Desolation Road pays homage to David Byrne's Catherine Wheel, to Ray Bradbury's entire canon and to Jack Vance, blending all these disparate creators in a way that surprises, delights, then surprises and delights again. Spanning centuries, the book includes transcendent math, alternate realities, corporate dystopias, travelling carnivals, post-singularity godlike AIs, geoengineering, and mechanical hobos, each integral to the plot.

Pyr Books has done us all the service of bringing this remarkable volume back into print after too long a hiatus (the equally delightful sequel, Ares Express, is out of print and pricey). They sent me a copy that I picked up from the post-box an hour ago, and I've been flipping through it ever since, getting reacquainted with this old and dear friend.

Desolation Road


  1. Ack! Too many great books / too little time! (This is, you understand, a great problem to have, far preferable to the alternative.)

  2. Don’t forget the other great influence on Desolation Road: Gabriel Garcia Marquez’s “One Hundred Years of Solitude”. To me,Desolation Road seems to be a (wonderful) mashup of “One Hundred Years of Solitude” and “The Martian Chronicles”.

  3. Cory – STOP IT! Cripes. Just finished Counting Heads (because of you) – now this… Though as Mr. Cook says, it’s a Cadillac problem.

  4. Without Cory, I might never have read Out on Blue Six by the same author, which lead me to Desolation Road, which is, indeed, a damn good read.

  5. If this remarkable book pays homage to anything, it would be Gabriel García Márquez’s One Hundred Years of Solitude.

  6. Don’t forget the heavy debt this book owes to Gabriel Garcia Marquez’ 100 Years of Solitude. McDonald really nails the magical realist style here. It’s a lovely book.
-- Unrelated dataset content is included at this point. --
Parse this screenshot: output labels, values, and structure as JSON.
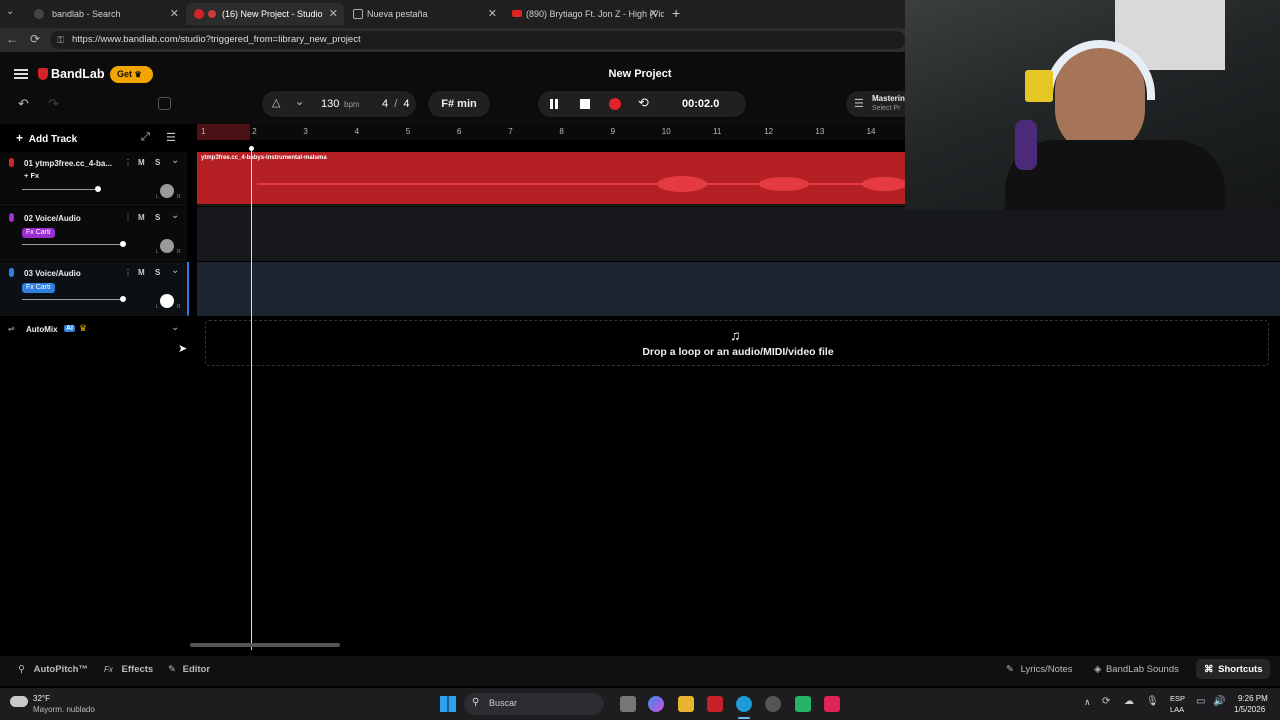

  7. Ok, you people with indispensable books that I also haven’t read aren’t helping. (Another addition for the Wish List.)

  8. Cory I hereby ascribe hipness points to you (3!) for mentioning Vance. Vance is, I think, just about the most underreognized author in the US. His prose is beautiful, his worlds unbelievable angular satires of humanity, and he is often hilarious.

    Vance is still alive, too, but he won’t be around much longer.

  9. If it’s as good or better than Kim Robinson’s Red/Blue/Green Mars series then it would be very, very good indeed.

  10. Actually, it presents an interesting counterpoint to Robinson’s work. Magic realism to his hard sci-fi.

  11. Nice to see a Bethlehem-Ares longhauler on the cover at last! I read this book when I was in highschool in the late ’80s and it still strikes me as one of the most beautiful things ever written.

  12. Actually, cory, ARES EXPRESS is not out-of-print, nor expensive. I just ordered it from amazon.com for $12.18. This is a paperback edition. The hardback edition is listed there as “unavailable.”

  13. Just finished it for the first time. Good book…abominable editing. This is the worst edited book I’ve ever read in my life. Probably due to Pyr’s no frills (ie. non-existent) editing on the reprint.